A CRIMINAL INQUIRY has been opened into suspected malfeasance linked to intelligence operations at the Finnish Armed Forces and Finnish Security and Intelligence Service (Supo), report Iltalehti and Helsingin Sanomat.

The pre-trial investigation was ordered by the deputy prosecutor general.

“The data security ombudsman submitted a request for inquiry on the matter with the office of the deputy prosecutor general in February. The deputy prosecutor general has opened an inquiry into the matter,” a spokesperson at Supo told YLE on Tuesday.

“Supo has at no point had reason to believe that anyone has worked for a foreign state, but the objective of the operations has at all times been to guarantee national security. The inquiry will now determine whether the operational methods have been lawful.”

Iltalehti on Tuesday reported that the deputy prosecutor general is investigating the actions of Pertti Haaksluoto, the chief of counter-intelligence operations at Supo, and Antti Pelttari, the director general of Supo in 2011–2023. The investigation, it added, relates to the legality of informant activities and a computer break-in that resulted in the disclosure of classified information to third parties.
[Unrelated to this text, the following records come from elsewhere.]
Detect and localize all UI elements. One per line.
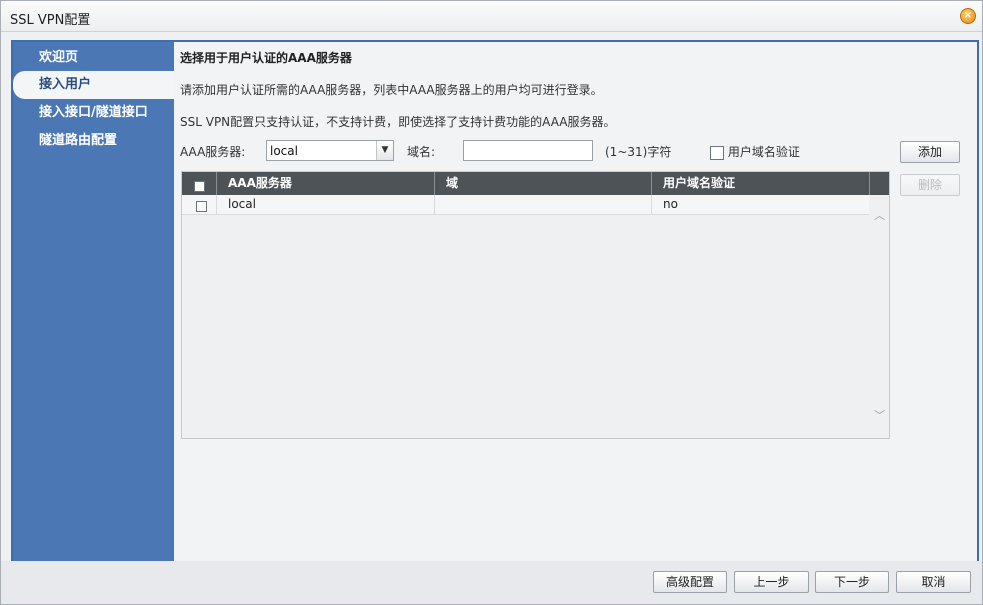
select-all-checkbox[interactable] [194, 180, 205, 192]
column-header-domain[interactable]: 域 [435, 172, 652, 195]
domain-input[interactable] [463, 140, 593, 161]
domain-length-hint: (1~31)字符 [605, 145, 672, 159]
sidebar-item-tunnel-routes[interactable]: 隧道路由配置 [13, 127, 174, 155]
window-title: SSL VPN配置 [10, 13, 91, 28]
sidebar-item-interfaces[interactable]: 接入接口/隧道接口 [13, 99, 174, 127]
footer-bar: 高级配置 上一步 下一步 取消 [1, 561, 982, 604]
note-text: SSL VPN配置只支持认证，不支持计费，即使选择了支持计费功能的AAA服务器。 [180, 115, 616, 129]
column-header-domain-verify[interactable]: 用户域名验证 [652, 172, 870, 195]
column-header-aaa[interactable]: AAA服务器 [217, 172, 435, 195]
aaa-server-value: local [270, 144, 298, 158]
aaa-server-table: AAA服务器 域 用户域名验证 local no ︿ ﹀ [181, 171, 890, 439]
close-icon[interactable]: × [960, 8, 976, 24]
sidebar-item-access-users[interactable]: 接入用户 [13, 71, 174, 99]
add-button[interactable]: 添加 [900, 141, 960, 163]
aaa-server-label: AAA服务器: [180, 145, 246, 159]
title-bar: SSL VPN配置 × [1, 1, 982, 32]
table-scrollbar[interactable]: ︿ ﹀ [870, 195, 889, 438]
cancel-button[interactable]: 取消 [896, 571, 971, 593]
ssl-vpn-config-window: SSL VPN配置 × 欢迎页 接入用户 接入接口/隧道接口 隧道路由配置 选择… [0, 0, 983, 605]
select-all-cell [182, 172, 217, 195]
domain-verify-label: 用户域名验证 [727, 145, 800, 159]
cell-domain [435, 195, 652, 214]
chevron-down-icon[interactable]: ﹀ [873, 407, 886, 423]
next-button[interactable]: 下一步 [815, 571, 889, 593]
advanced-config-button[interactable]: 高级配置 [653, 571, 727, 593]
chevron-up-icon[interactable]: ︿ [873, 207, 886, 223]
row-select-cell [182, 195, 217, 214]
cell-domain-verify: no [663, 197, 678, 211]
previous-button[interactable]: 上一步 [734, 571, 809, 593]
domain-label: 域名: [407, 145, 436, 159]
aaa-server-select[interactable]: local ▼ [266, 140, 394, 161]
table-header: AAA服务器 域 用户域名验证 [182, 172, 889, 195]
domain-verify-checkbox[interactable] [710, 145, 724, 160]
cell-aaa: local [217, 195, 435, 214]
domain-verify-option: 用户域名验证 [710, 143, 800, 160]
description-text: 请添加用户认证所需的AAA服务器，列表中AAA服务器上的用户均可进行登录。 [180, 83, 603, 97]
wizard-frame: 欢迎页 接入用户 接入接口/隧道接口 隧道路由配置 选择用于用户认证的AAA服务… [11, 40, 979, 563]
content-panel: 选择用于用户认证的AAA服务器 请添加用户认证所需的AAA服务器，列表中AAA服… [174, 42, 977, 561]
chevron-down-icon[interactable]: ▼ [376, 141, 393, 160]
delete-button[interactable]: 删除 [900, 174, 960, 196]
sidebar-item-welcome[interactable]: 欢迎页 [13, 44, 174, 72]
row-checkbox[interactable] [196, 200, 207, 212]
wizard-sidebar: 欢迎页 接入用户 接入接口/隧道接口 隧道路由配置 [13, 42, 174, 561]
table-row[interactable]: local no [182, 195, 869, 215]
section-title: 选择用于用户认证的AAA服务器 [180, 51, 352, 65]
Haaksluoto has been suspended from duty due to the suspicions, according to information obtained by Iltalehti. Pelttari is presently the secretary general of the Finnish Parliament.

Helsingin Sanomat on Tuesday wrote that Supo has suspended from duty a superintendent, the title of the officer in charge of counter-intelligence operations. It could not, though, confirm whether or not the suspended officer is Haaksluoto.
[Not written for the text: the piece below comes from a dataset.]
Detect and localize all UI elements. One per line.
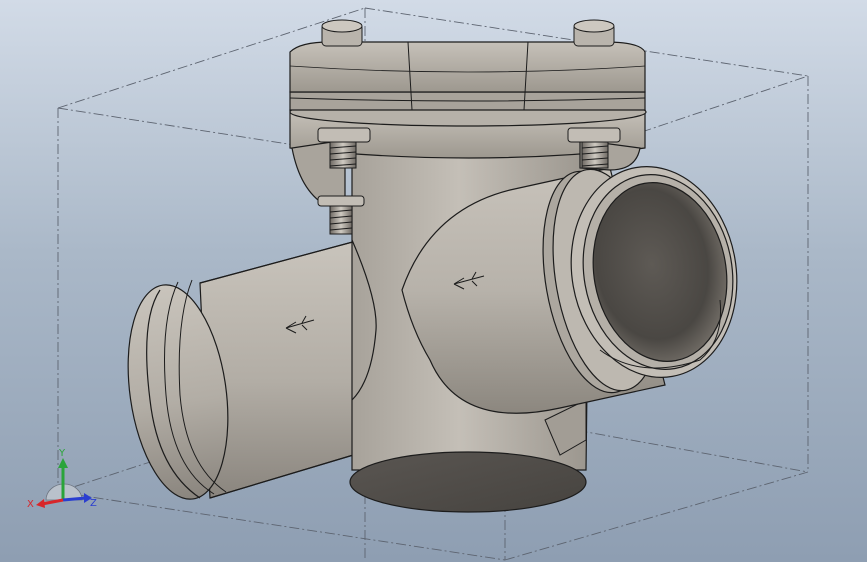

Both newspapers wrote that the suspension took effect on 23 April.

Helsingin Sanomat reported that it has obtained documents pertaining to the suspension but that they have been edited to remove names and other identifying information on the superintendent. While the superintendent denied in interrogations to having committed any offences, they recognised the grounds for the suspension.
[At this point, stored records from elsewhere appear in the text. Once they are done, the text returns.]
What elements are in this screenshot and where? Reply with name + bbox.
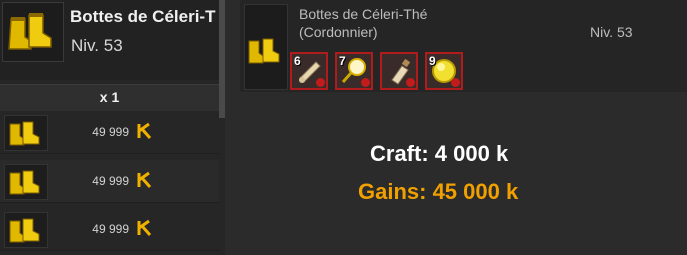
price: 49 999 <box>92 222 129 236</box>
row-thumbnail <box>4 212 48 248</box>
table-row[interactable]: 49 999 <box>0 111 219 154</box>
item-thumbnail[interactable] <box>2 2 64 62</box>
quantity-header[interactable]: x 1 <box>0 84 219 112</box>
recipe-profession: (Cordonnier) <box>299 24 378 40</box>
item-header: Bottes de Céleri-T Niv. 53 <box>0 0 225 80</box>
ingredient-quantity: 7 <box>339 54 346 68</box>
missing-icon <box>451 78 460 87</box>
gains-value: Gains: 45 000 k <box>358 179 519 204</box>
missing-icon <box>316 78 325 87</box>
quantity-label: x 1 <box>99 89 120 105</box>
craft-cost: Craft: 4 000 k <box>370 141 509 166</box>
ingredient-slot[interactable] <box>380 52 418 90</box>
recipe-thumbnail[interactable] <box>244 4 288 90</box>
item-level: Niv. 53 <box>71 36 123 55</box>
price: 49 999 <box>92 125 129 139</box>
ingredient-slot[interactable]: 9 <box>425 52 463 90</box>
missing-icon <box>406 78 415 87</box>
item-name: Bottes de Céleri-T <box>70 7 216 26</box>
yellow-boots-icon <box>9 121 40 146</box>
recipe-name: Bottes de Céleri-Thé <box>299 6 428 22</box>
price: 49 999 <box>92 174 129 188</box>
ingredient-slot[interactable]: 7 <box>335 52 373 90</box>
missing-icon <box>361 78 370 87</box>
yellow-boots-icon <box>8 13 52 50</box>
yellow-boots-icon <box>9 170 40 195</box>
yellow-boots-icon <box>248 38 280 64</box>
ingredient-quantity: 6 <box>294 54 301 68</box>
ingredient-quantity: 9 <box>429 54 436 68</box>
item-list-panel: Bottes de Céleri-T Niv. 53 x 1 49 999 49… <box>0 0 225 255</box>
recipe-level: Niv. 53 <box>590 24 633 40</box>
row-thumbnail <box>4 164 48 200</box>
row-thumbnail <box>4 115 48 151</box>
table-row[interactable]: 49 999 <box>0 160 219 203</box>
table-row[interactable]: 49 999 <box>0 208 219 251</box>
kama-icon <box>137 171 152 188</box>
yellow-boots-icon <box>9 218 40 243</box>
ingredient-slot[interactable]: 6 <box>290 52 328 90</box>
kama-icon <box>137 219 152 236</box>
kama-icon <box>137 122 152 139</box>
“As far as I see, the service as an employer doesn’t have too many options here, and in effect this suspicion makes it impossible to perform the duties in question,” they remarked according to the newspaper.

Helsingin Sanomat wrote about two internal inquiries at Supo in April. According to Iltalehti, the internal processes were launched after a Russian television show broadcast claims made by the Russian Federal Security Service (FSB) about Russian “spies” recruited by Supo. The show indicated that the informants were handled by a “counter-intelligence veteran who had retired years ago from Supo.

Minister of the Interior Mari Rantanen (PS) declined to comment on any details of the case when reached by YLE on Tuesday. She did estimate, however, that the inquiry indicates that the system is functioning properly.

“If there are some kind of suspicions about the legality of actions, then of course the matter has to be investigated,” she remarked. “Supo is perfectly capable of operating at the moment. Now we’ll naturally have to wait and see what the inquiry finds and draw conclusions after it.”